In the segment I’ve edited into quotes (which starts at about 38 minutes), Jobs complains how Apple milked the Macintosh for profits and left itself vulnerable to disruption and market share collapse. All that happened, of course.
Connie GuglielmoForbes Staff
Jobs is unnecessarily cruel to his successor John Sculley. The Apple board of directors, recall, picked Sculley over an increasingly erratic Jobs after Jobs forced a him or me decision in 1985. The Jobs we remember as this generation’s greatest CEO only became great in his second go at Apple. In other words, the naturally brilliant and charismatic Jobs matured into the role of CEO only after a stretch of pain, suffering and self-reflection.
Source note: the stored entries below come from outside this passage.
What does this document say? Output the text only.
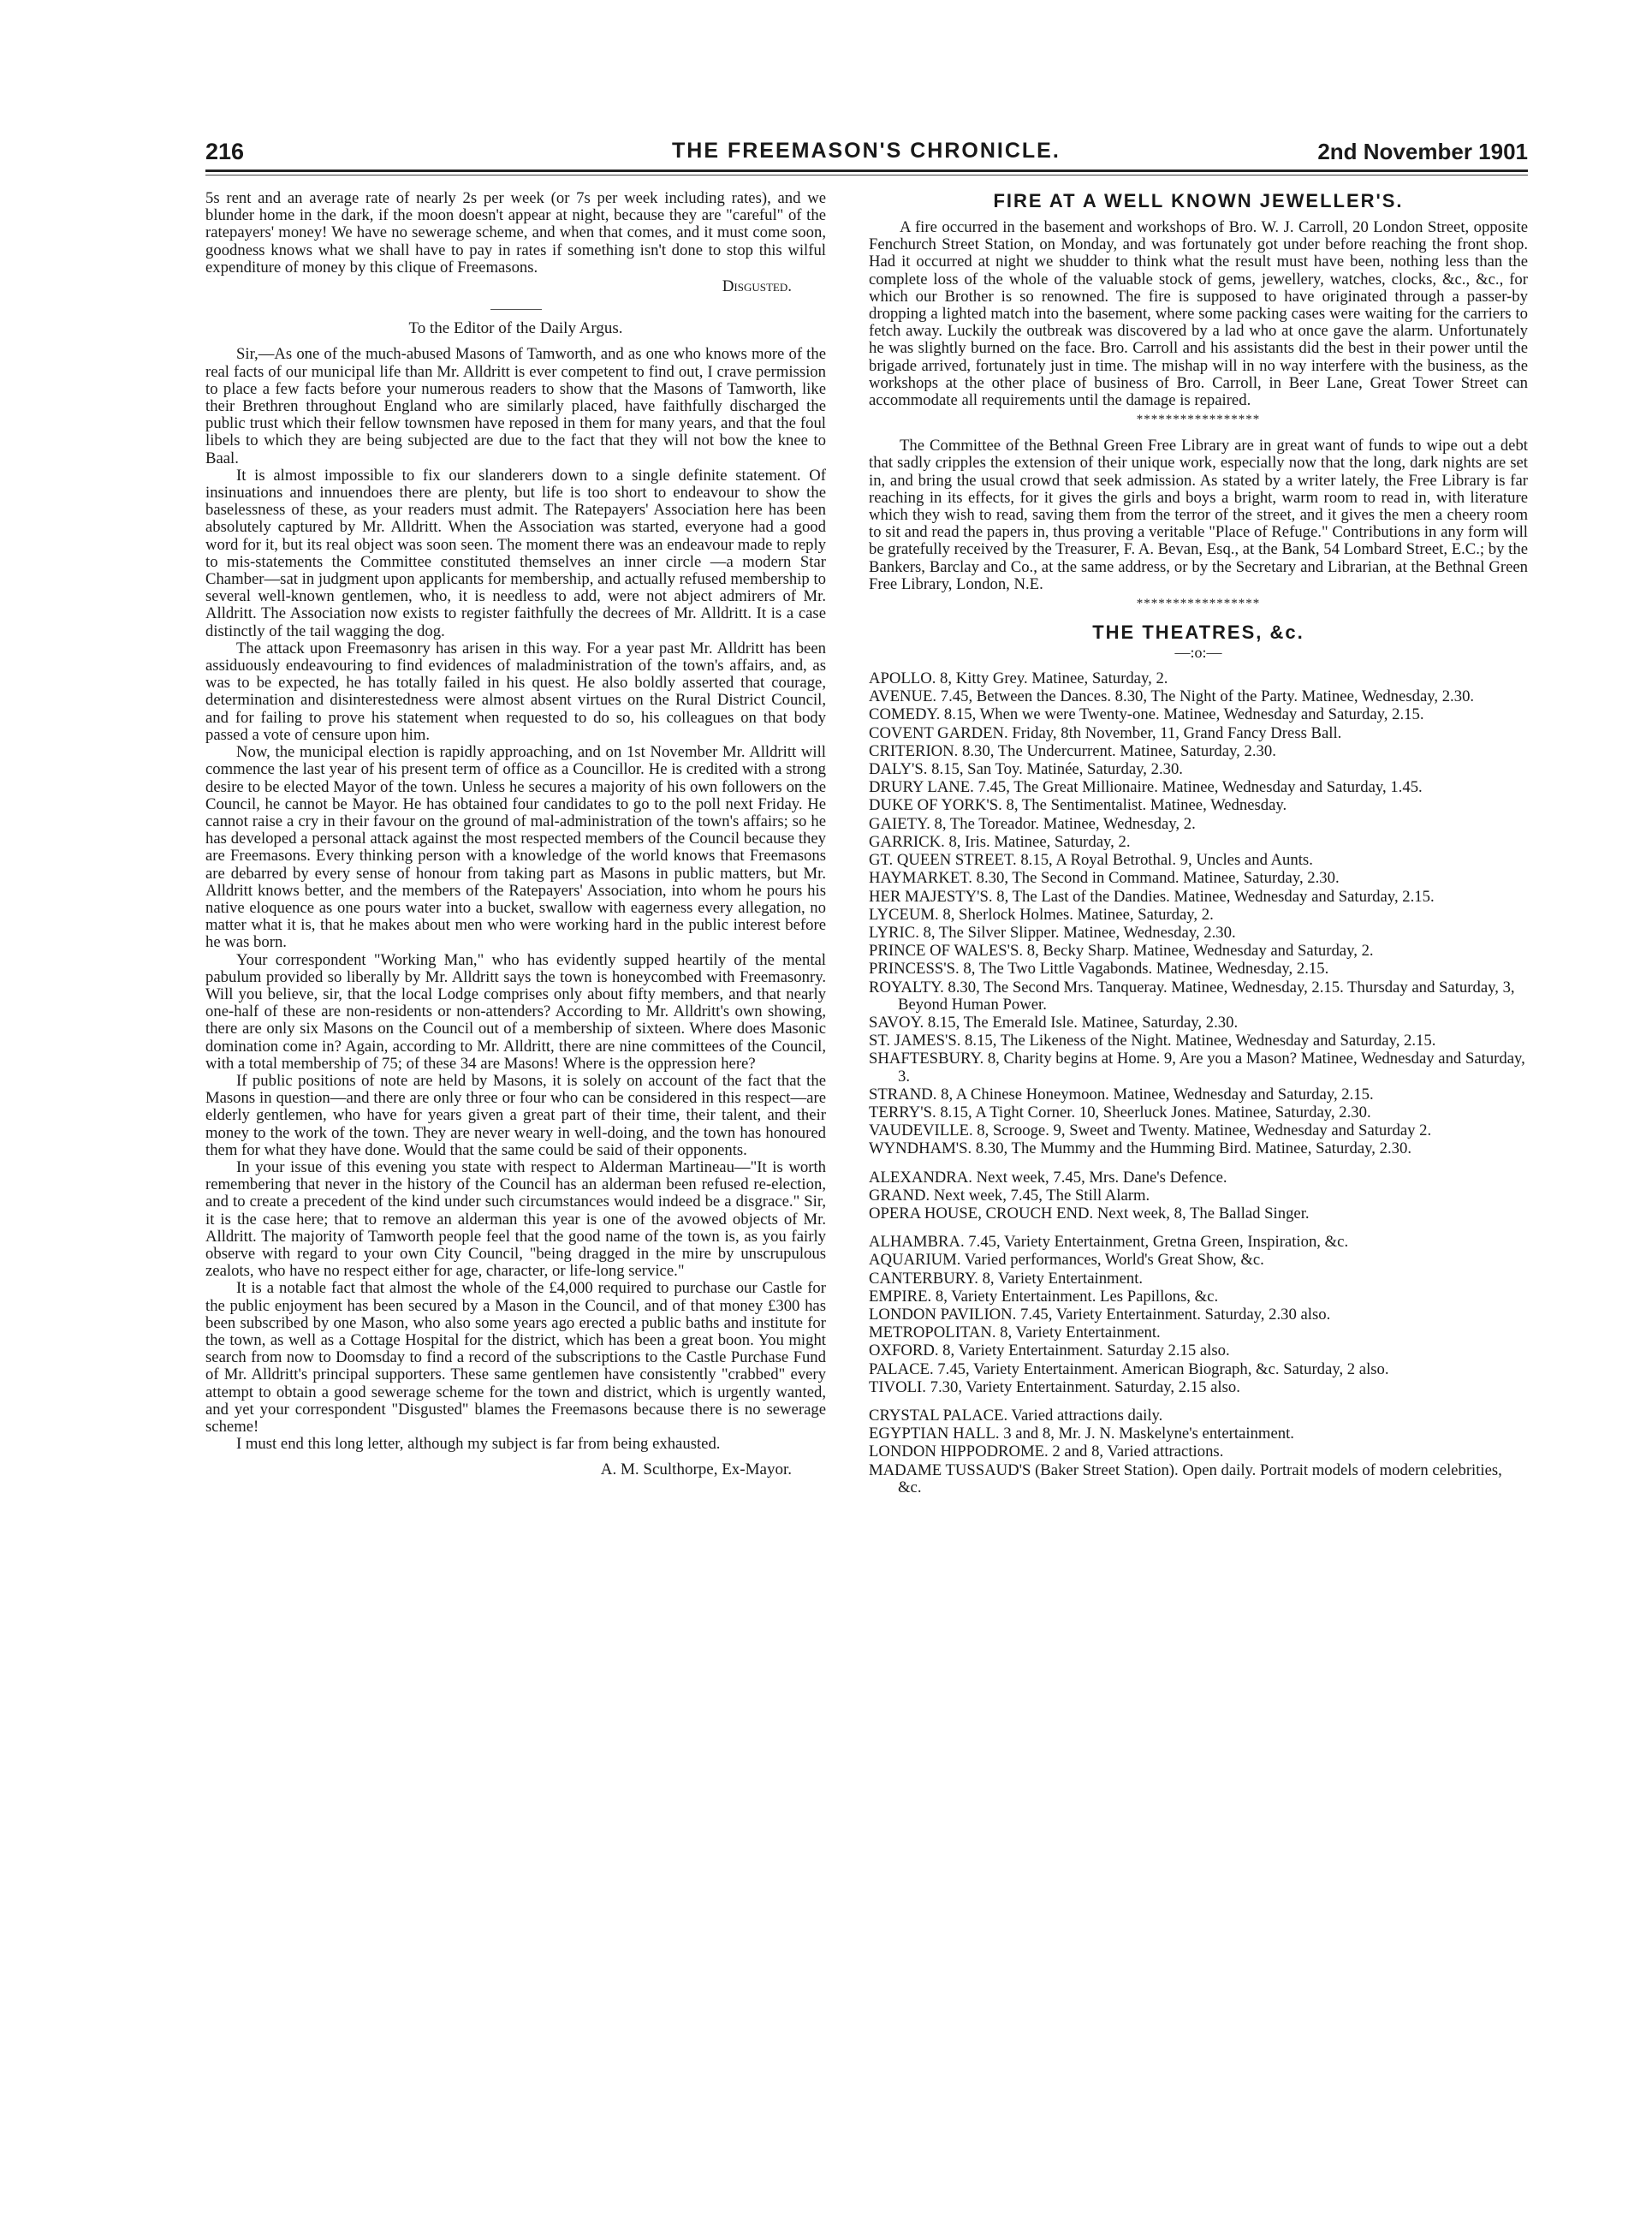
216	THE FREEMASON'S CHRONICLE.	2nd November 1901

5s rent and an average rate of nearly 2s per week (or 7s per week including rates), and we blunder home in the dark, if the moon doesn't appear at night, because they are "careful" of the ratepayers' money! We have no sewerage scheme, and when that comes, and it must come soon, goodness knows what we shall have to pay in rates if something isn't done to stop this wilful expenditure of money by this clique of Freemasons.

Disgusted.

To the Editor of the Daily Argus.

Sir,—As one of the much-abused Masons of Tamworth, and as one who knows more of the real facts of our municipal life than Mr. Alldritt is ever competent to find out, I crave permission to place a few facts before your numerous readers to show that the Masons of Tamworth, like their Brethren throughout England who are similarly placed, have faithfully discharged the public trust which their fellow townsmen have reposed in them for many years, and that the foul libels to which they are being subjected are due to the fact that they will not bow the knee to Baal.

It is almost impossible to fix our slanderers down to a single definite statement. Of insinuations and innuendoes there are plenty, but life is too short to endeavour to show the baselessness of these, as your readers must admit. The Ratepayers' Association here has been absolutely captured by Mr. Alldritt. When the Association was started, everyone had a good word for it, but its real object was soon seen. The moment there was an endeavour made to reply to mis-statements the Committee constituted themselves an inner circle —a modern Star Chamber—sat in judgment upon applicants for membership, and actually refused membership to several well-known gentlemen, who, it is needless to add, were not abject admirers of Mr. Alldritt. The Association now exists to register faithfully the decrees of Mr. Alldritt. It is a case distinctly of the tail wagging the dog.

The attack upon Freemasonry has arisen in this way. For a year past Mr. Alldritt has been assiduously endeavouring to find evidences of maladministration of the town's affairs, and, as was to be expected, he has totally failed in his quest. He also boldly asserted that courage, determination and disinterestedness were almost absent virtues on the Rural District Council, and for failing to prove his statement when requested to do so, his colleagues on that body passed a vote of censure upon him.

Now, the municipal election is rapidly approaching, and on 1st November Mr. Alldritt will commence the last year of his present term of office as a Councillor. He is credited with a strong desire to be elected Mayor of the town. Unless he secures a majority of his own followers on the Council, he cannot be Mayor. He has obtained four candidates to go to the poll next Friday. He cannot raise a cry in their favour on the ground of mal-administration of the town's affairs; so he has developed a personal attack against the most respected members of the Council because they are Freemasons. Every thinking person with a knowledge of the world knows that Freemasons are debarred by every sense of honour from taking part as Masons in public matters, but Mr. Alldritt knows better, and the members of the Ratepayers' Association, into whom he pours his native eloquence as one pours water into a bucket, swallow with eagerness every allegation, no matter what it is, that he makes about men who were working hard in the public interest before he was born.

Your correspondent "Working Man," who has evidently supped heartily of the mental pabulum provided so liberally by Mr. Alldritt says the town is honeycombed with Freemasonry. Will you believe, sir, that the local Lodge comprises only about fifty members, and that nearly one-half of these are non-residents or non-attenders? According to Mr. Alldritt's own showing, there are only six Masons on the Council out of a membership of sixteen. Where does Masonic domination come in? Again, according to Mr. Alldritt, there are nine committees of the Council, with a total membership of 75; of these 34 are Masons! Where is the oppression here?

If public positions of note are held by Masons, it is solely on account of the fact that the Masons in question—and there are only three or four who can be considered in this respect—are elderly gentlemen, who have for years given a great part of their time, their talent, and their money to the work of the town. They are never weary in well-doing, and the town has honoured them for what they have done. Would that the same could be said of their opponents.

In your issue of this evening you state with respect to Alderman Martineau—"It is worth remembering that never in the history of the Council has an alderman been refused re-election, and to create a precedent of the kind under such circumstances would indeed be a disgrace." Sir, it is the case here; that to remove an alderman this year is one of the avowed objects of Mr. Alldritt. The majority of Tamworth people feel that the good name of the town is, as you fairly observe with regard to your own City Council, "being dragged in the mire by unscrupulous zealots, who have no respect either for age, character, or life-long service."

It is a notable fact that almost the whole of the £4,000 required to purchase our Castle for the public enjoyment has been secured by a Mason in the Council, and of that money £300 has been subscribed by one Mason, who also some years ago erected a public baths and institute for the town, as well as a Cottage Hospital for the district, which has been a great boon. You might search from now to Doomsday to find a record of the subscriptions to the Castle Purchase Fund of Mr. Alldritt's principal supporters. These same gentlemen have consistently "crabbed" every attempt to obtain a good sewerage scheme for the town and district, which is urgently wanted, and yet your correspondent "Disgusted" blames the Freemasons because there is no sewerage scheme!

I must end this long letter, although my subject is far from being exhausted.

A. M. Sculthorpe, Ex-Mayor.

FIRE AT A WELL KNOWN JEWELLER'S.

A fire occurred in the basement and workshops of Bro. W. J. Carroll, 20 London Street, opposite Fenchurch Street Station, on Monday, and was fortunately got under before reaching the front shop. Had it occurred at night we shudder to think what the result must have been, nothing less than the complete loss of the whole of the valuable stock of gems, jewellery, watches, clocks, &c., &c., for which our Brother is so renowned. The fire is supposed to have originated through a passer-by dropping a lighted match into the basement, where some packing cases were waiting for the carriers to fetch away. Luckily the outbreak was discovered by a lad who at once gave the alarm. Unfortunately he was slightly burned on the face. Bro. Carroll and his assistants did the best in their power until the brigade arrived, fortunately just in time. The mishap will in no way interfere with the business, as the workshops at the other place of business of Bro. Carroll, in Beer Lane, Great Tower Street can accommodate all requirements until the damage is repaired.

*****************

The Committee of the Bethnal Green Free Library are in great want of funds to wipe out a debt that sadly cripples the extension of their unique work, especially now that the long, dark nights are set in, and bring the usual crowd that seek admission. As stated by a writer lately, the Free Library is far reaching in its effects, for it gives the girls and boys a bright, warm room to read in, with literature which they wish to read, saving them from the terror of the street, and it gives the men a cheery room to sit and read the papers in, thus proving a veritable "Place of Refuge." Contributions in any form will be gratefully received by the Treasurer, F. A. Bevan, Esq., at the Bank, 54 Lombard Street, E.C.; by the Bankers, Barclay and Co., at the same address, or by the Secretary and Librarian, at the Bethnal Green Free Library, London, N.E.

*****************
THE THEATRES, &c.
—:o:—

APOLLO. 8, Kitty Grey. Matinee, Saturday, 2.

AVENUE. 7.45, Between the Dances. 8.30, The Night of the Party. Matinee, Wednesday, 2.30.

COMEDY. 8.15, When we were Twenty-one. Matinee, Wednesday and Saturday, 2.15.

COVENT GARDEN. Friday, 8th November, 11, Grand Fancy Dress Ball.

CRITERION. 8.30, The Undercurrent. Matinee, Saturday, 2.30.

DALY'S. 8.15, San Toy. Matinée, Saturday, 2.30.

DRURY LANE. 7.45, The Great Millionaire. Matinee, Wednesday and Saturday, 1.45.

DUKE OF YORK'S. 8, The Sentimentalist. Matinee, Wednesday.

GAIETY. 8, The Toreador. Matinee, Wednesday, 2.

GARRICK. 8, Iris. Matinee, Saturday, 2.

GT. QUEEN STREET. 8.15, A Royal Betrothal. 9, Uncles and Aunts.

HAYMARKET. 8.30, The Second in Command. Matinee, Saturday, 2.30.

HER MAJESTY'S. 8, The Last of the Dandies. Matinee, Wednesday and Saturday, 2.15.

LYCEUM. 8, Sherlock Holmes. Matinee, Saturday, 2.

LYRIC. 8, The Silver Slipper. Matinee, Wednesday, 2.30.

PRINCE OF WALES'S. 8, Becky Sharp. Matinee, Wednesday and Saturday, 2.

PRINCESS'S. 8, The Two Little Vagabonds. Matinee, Wednesday, 2.15.

ROYALTY. 8.30, The Second Mrs. Tanqueray. Matinee, Wednesday, 2.15. Thursday and Saturday, 3, Beyond Human Power.

SAVOY. 8.15, The Emerald Isle. Matinee, Saturday, 2.30.

ST. JAMES'S. 8.15, The Likeness of the Night. Matinee, Wednesday and Saturday, 2.15.

SHAFTESBURY. 8, Charity begins at Home. 9, Are you a Mason? Matinee, Wednesday and Saturday, 3.

STRAND. 8, A Chinese Honeymoon. Matinee, Wednesday and Saturday, 2.15.

TERRY'S. 8.15, A Tight Corner. 10, Sheerluck Jones. Matinee, Saturday, 2.30.

VAUDEVILLE. 8, Scrooge. 9, Sweet and Twenty. Matinee, Wednesday and Saturday 2.

WYNDHAM'S. 8.30, The Mummy and the Humming Bird. Matinee, Saturday, 2.30.

ALEXANDRA. Next week, 7.45, Mrs. Dane's Defence.

GRAND. Next week, 7.45, The Still Alarm.

OPERA HOUSE, CROUCH END. Next week, 8, The Ballad Singer.

ALHAMBRA. 7.45, Variety Entertainment, Gretna Green, Inspiration, &c.

AQUARIUM. Varied performances, World's Great Show, &c.

CANTERBURY. 8, Variety Entertainment.

EMPIRE. 8, Variety Entertainment. Les Papillons, &c.

LONDON PAVILION. 7.45, Variety Entertainment. Saturday, 2.30 also.

METROPOLITAN. 8, Variety Entertainment.

OXFORD. 8, Variety Entertainment. Saturday 2.15 also.

PALACE. 7.45, Variety Entertainment. American Biograph, &c. Saturday, 2 also.

TIVOLI. 7.30, Variety Entertainment. Saturday, 2.15 also.

CRYSTAL PALACE. Varied attractions daily.

EGYPTIAN HALL. 3 and 8, Mr. J. N. Maskelyne's entertainment.

LONDON HIPPODROME. 2 and 8, Varied attractions.

MADAME TUSSAUD'S (Baker Street Station). Open daily. Portrait models of modern celebrities, &c.
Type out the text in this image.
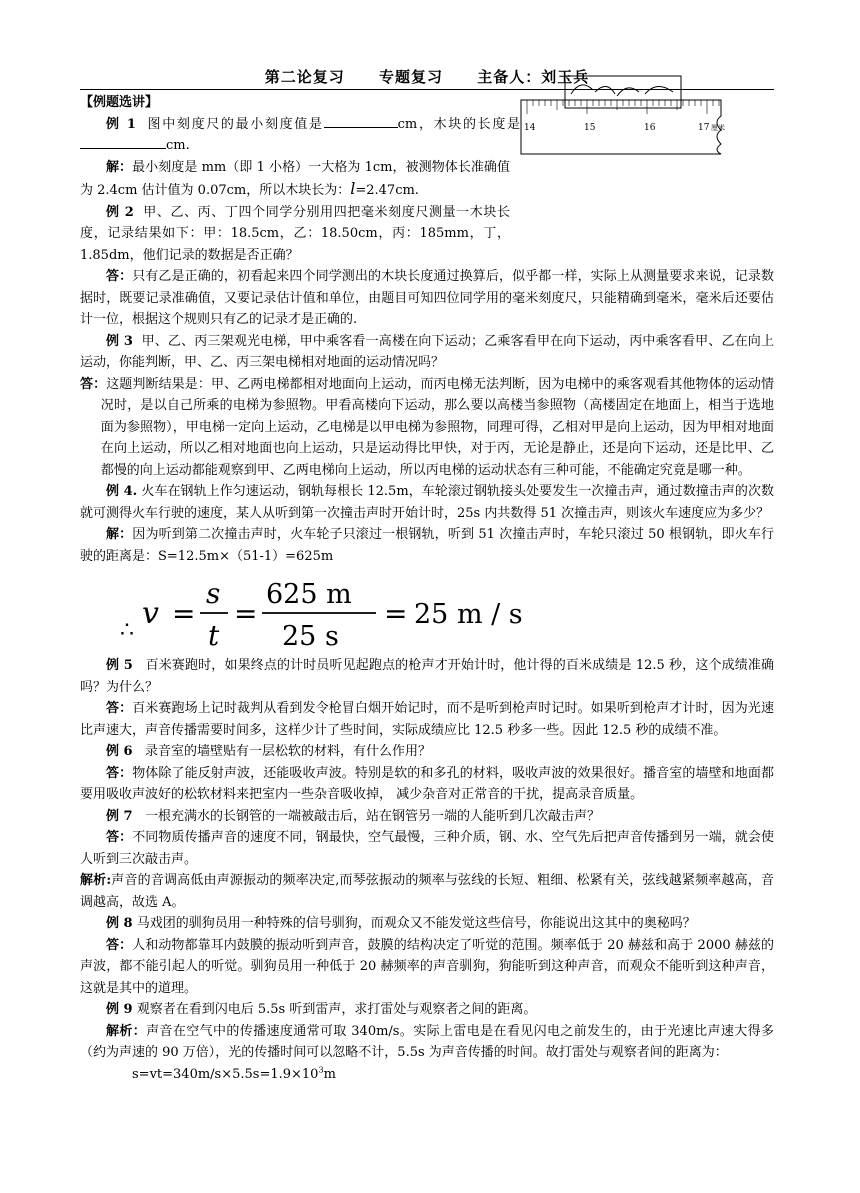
第二论复习 专题复习 主备人：刘玉兵
14	15	16	17 厘米

【例题选讲】

例 1 图中刻度尺的最小刻度值是	cm，木块的长度是cm.

解：最小刻度是 mm（即 1 小格）一大格为 1cm，被测物体长准确值为 2.4cm 估计值为 0.07cm，所以木块长为：l=2.47cm.

例 2 甲、乙、丙、丁四个同学分别用四把毫米刻度尺测量一木块长度，记录结果如下：甲：18.5cm，乙：18.50cm，丙：185mm，丁，1.85dm，他们记录的数据是否正确？

答：只有乙是正确的，初看起来四个同学测出的木块长度通过换算后，似乎都一样，实际上从测量要求来说，记录数据时，既要记录准确值，又要记录估计值和单位，由题目可知四位同学用的毫米刻度尺，只能精确到毫米，毫米后还要估计一位，根据这个规则只有乙的记录才是正确的.

例 3 甲、乙、丙三架观光电梯，甲中乘客看一高楼在向下运动；乙乘客看甲在向下运动，丙中乘客看甲、乙在向上运动，你能判断，甲、乙、丙三架电梯相对地面的运动情况吗？

答：这题判断结果是：甲、乙两电梯都相对地面向上运动，而丙电梯无法判断，因为电梯中的乘客观看其他物体的运动情况时，是以自己所乘的电梯为参照物。甲看高楼向下运动，那么要以高楼当参照物（高楼固定在地面上，相当于选地面为参照物），甲电梯一定向上运动，乙电梯是以甲电梯为参照物，同理可得，乙相对甲是向上运动，因为甲相对地面在向上运动，所以乙相对地面也向上运动，只是运动得比甲快，对于丙，无论是静止，还是向下运动，还是比甲、乙都慢的向上运动都能观察到甲、乙两电梯向上运动，所以丙电梯的运动状态有三种可能，不能确定究竟是哪一种。

例 4. 火车在钢轨上作匀速运动，钢轨每根长 12.5m，车轮滚过钢轨接头处要发生一次撞击声，通过数撞击声的次数就可测得火车行驶的速度，某人从听到第一次撞击声时开始计时，25s 内共数得 51 次撞击声，则该火车速度应为多少？

解：因为听到第二次撞击声时，火车轮子只滚过一根钢轨，听到 51 次撞击声时，车轮只滚过 50 根钢轨，即火车行驶的距离是：S=12.5m×（51-1）=625m

∴ v =
s
t
=
625 m
25 s
= 25 m / s

例 5 百米赛跑时，如果终点的计时员听见起跑点的枪声才开始计时，他计得的百米成绩是 12.5 秒，这个成绩准确吗？为什么？

答：百米赛跑场上记时裁判从看到发令枪冒白烟开始记时，而不是听到枪声时记时。如果听到枪声才计时，因为光速比声速大，声音传播需要时间多，这样少计了些时间，实际成绩应比 12.5 秒多一些。因此 12.5 秒的成绩不准。

例 6 录音室的墙壁贴有一层松软的材料，有什么作用？

答：物体除了能反射声波，还能吸收声波。特别是软的和多孔的材料，吸收声波的效果很好。播音室的墙壁和地面都要用吸收声波好的松软材料来把室内一些杂音吸收掉， 减少杂音对正常音的干扰，提高录音质量。

例 7 一根充满水的长钢管的一端被敲击后，站在钢管另一端的人能听到几次敲击声？

答：不同物质传播声音的速度不同，钢最快，空气最慢，三种介质，钢、水、空气先后把声音传播到另一端，就会使人听到三次敲击声。

解析:声音的音调高低由声源振动的频率决定,而琴弦振动的频率与弦线的长短、粗细、松紧有关，弦线越紧频率越高，音调越高，故选 A。

例 8 马戏团的驯狗员用一种特殊的信号驯狗，而观众又不能发觉这些信号，你能说出这其中的奥秘吗？

答：人和动物都靠耳内鼓膜的振动听到声音，鼓膜的结构决定了听觉的范围。频率低于 20 赫兹和高于 2000 赫兹的声波，都不能引起人的听觉。驯狗员用一种低于 20 赫频率的声音驯狗，狗能听到这种声音，而观众不能听到这种声音，这就是其中的道理。

例 9 观察者在看到闪电后 5.5s 听到雷声，求打雷处与观察者之间的距离。

解析：声音在空气中的传播速度通常可取 340m/s。实际上雷电是在看见闪电之前发生的，由于光速比声速大得多（约为声速的 90 万倍），光的传播时间可以忽略不计，5.5s 为声音传播的时间。故打雷处与观察者间的距离为：

$s=vt=340m/s\times 5.5s=1.9\times 10^3m$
But I digress. The main point of today’s blog is that Apple is once again edging toward the danger of milking its cash cow – now the iPhone – too hard and long. This could leave Apple vulnerable to market share stagnation.
You can understand Apple’s conundrum. In 2012, the iPhones’s gross profit margins were close to 55%. That is truly wonderful, but it is also unsustainably high now that Android-Samsung and Windows 8 are getting their acts together. The iPhone profit train now accounts for 65% of Apple’s overall profits.
The math is troubling. Apple is hitched to an unsustainable force. Nearly two-thirds of its profits comes from a product with unholy margins. Such a formula is not built to last. Shareholders are waking up to this fact. This is why the world’s most valuable company is trading at a weirdly low 11 times forward earnings even though it recently introduced a 1.9% dividend.
If you disagree with me, then Apple, which is down 22% in 10 weeks, is too cheap to resist. Back up the trucks and buy as much as you can. But it’s also possible that Steve Jobs might be right once more.
Advice to Apple: Investors have stopped rewarding you for your huge iPhone profit margins. So shift the model. Follow Steve Jobs’s 1995 suggestion and try more aggressively for global market share.